Меня это начинало нервировать, и я хотела поскорее уйти прочь. Почему-то весь этот не относящийся к делу треп измотал меня так сильно, что и словами не выразить. Я снова чувствовала себя хреново, как было перед ужином.
– Вы уже закончили на мне удары отрабатывать?
Он покачал головой – медленно, устало.
– Иди домой, поспи. Завтра начнем с новыми силами.
Я ему сказала «спасибо» и пошла домой. Завтра начнем. Прямо с мокро блестящих черных переулков. Чувствовала я себя действительно паршиво.
Я спала как убитая, и мне снились черные птицы, кружащие над забитым мусором переулком. Телефон издал противный мокрый электронный звук, который его создатели сочли ободряющим дух человека, и я взяла трубку на третьем звонке.
– Что?
Я была не столь любезна, как могла бы быть в другой ситуации. Звонил Рацциа с работы.
– Эти три женщины… модели, да?
– Ну да, так что с ними?
– Они исчезли.
– Тоже мне событие. Они всего лишь свидетели, хотя и важные. Мы знаем, где их найти.
– Нет, вы не поняли. Они не ушли, а действительно исчезли. Пуфф – и нет. Зеленый свет… и все.
Я села, включила лампу.
– Зеленый свет?
– Ури их выводил, они уже спускались с крыльца, и вдруг – зеленый свет, и вот уже Ури стоит один с хреном в своей лапище. – Он нервно кашлянул. – Фигурально говоря.
Я молчала.
– Вот так и вышло, лейтенант, что их с нами больше нет.
– Поняла. Ушли с концами. Пуфф – и нет.
Не дожидаясь дальнейших слов, я повесила трубку и снова заснула. Не сразу, но мне это удалось. А почему бы и нет? У нас был большой нож с прикрепленной к нему биркой в коричневом пакете, он меня ждал. Были образцы крови, были вот эти супермодели, пьяные от любви, исчезнувшие сейчас у всех на глазах, и еще у нас оставался старик-покойник с головой на ниточке.
Босс не имел права так со мной разговаривать. Не собираю я старые газеты. У меня подписка на «Тайм». И на каталоги «Джей Крю».
Именно в эту ночь, в сновидениях, пришла ко мне любовь всей моей жизни.
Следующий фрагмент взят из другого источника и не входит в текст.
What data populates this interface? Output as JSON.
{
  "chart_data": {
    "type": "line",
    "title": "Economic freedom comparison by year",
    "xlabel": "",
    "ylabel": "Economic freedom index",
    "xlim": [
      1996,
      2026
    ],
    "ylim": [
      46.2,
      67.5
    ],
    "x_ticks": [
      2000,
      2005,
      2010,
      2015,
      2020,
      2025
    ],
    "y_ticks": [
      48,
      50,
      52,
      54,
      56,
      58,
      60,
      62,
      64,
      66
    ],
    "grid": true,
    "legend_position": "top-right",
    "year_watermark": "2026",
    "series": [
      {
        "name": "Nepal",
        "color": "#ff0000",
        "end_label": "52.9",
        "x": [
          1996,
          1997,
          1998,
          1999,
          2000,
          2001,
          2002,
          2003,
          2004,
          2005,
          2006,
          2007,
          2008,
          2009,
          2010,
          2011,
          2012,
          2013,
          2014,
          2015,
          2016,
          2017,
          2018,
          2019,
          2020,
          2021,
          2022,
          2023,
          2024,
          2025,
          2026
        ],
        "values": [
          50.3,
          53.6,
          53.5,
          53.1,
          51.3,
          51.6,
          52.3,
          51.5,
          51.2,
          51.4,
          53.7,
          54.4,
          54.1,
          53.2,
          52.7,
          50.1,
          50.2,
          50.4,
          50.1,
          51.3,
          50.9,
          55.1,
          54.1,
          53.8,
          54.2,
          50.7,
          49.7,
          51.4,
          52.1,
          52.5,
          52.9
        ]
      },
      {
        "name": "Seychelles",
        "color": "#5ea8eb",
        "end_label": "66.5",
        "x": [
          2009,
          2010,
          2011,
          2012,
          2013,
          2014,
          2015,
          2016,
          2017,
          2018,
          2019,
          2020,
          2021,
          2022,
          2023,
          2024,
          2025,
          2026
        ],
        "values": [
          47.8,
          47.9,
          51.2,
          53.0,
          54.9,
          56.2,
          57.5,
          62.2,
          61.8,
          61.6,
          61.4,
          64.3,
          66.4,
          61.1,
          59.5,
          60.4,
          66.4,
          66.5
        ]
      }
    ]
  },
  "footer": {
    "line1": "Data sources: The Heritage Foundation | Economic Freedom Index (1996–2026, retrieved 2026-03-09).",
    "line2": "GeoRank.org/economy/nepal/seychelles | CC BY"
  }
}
Я лежала, свернувшись калачиком, шепталась сама с собой – женщина чуть-чуть за сорок, усталая как черт, но очень довольная собой: всего одиннадцать лет на службе и уже лейтенант в убойном – практически неслыханное дело! И снилась мне истинная любовь.
Она появилась в зеленом свете. Я поняла что… это была часть сновидения благодаря тому, что говорил бродяга Ричард, что говорили эти женщины. В зеленом свете появилась она, и заговорила со мной, и заставила меня понять, какая же я на самом деле красивая. Она меня заверила, что Энджи Роуз, Гипатия и Камилла ей рассказали, как я прекрасна, как я одинока, как я боюсь… и мы занялись любовью.
Если есть на свете конец всего, то я его видела, я там была, и я могу уйти мягко и ласково. Истинная любовь моей жизни явилась мне как богиня, и я была счастлива, осуществив себя. Вода была прохладна и чиста, и я напилась ею вволю.
Я поняла, что даже и не подозревала, как я устала. Я вымоталась, отбывая срок своей собственной жизни. И она спросила меня, хочу ли я уйти с нею, уйти туда, где ветер пахнет корицей, где мы погрузимся в обожание друг друга до самой последней тикающей секунды вечности.
И я сказала: возьми меня с собой.
И она взяла. Мы ушли отсюда, из пропотевшей спальни трехкомнатной квартиры до рассвета следующего дня, когда мне надлежало вернуться к смерти, грязи и загадкам, которые могут разгадать только всё постигшие монстры. И мы ушли, да, мы ушли.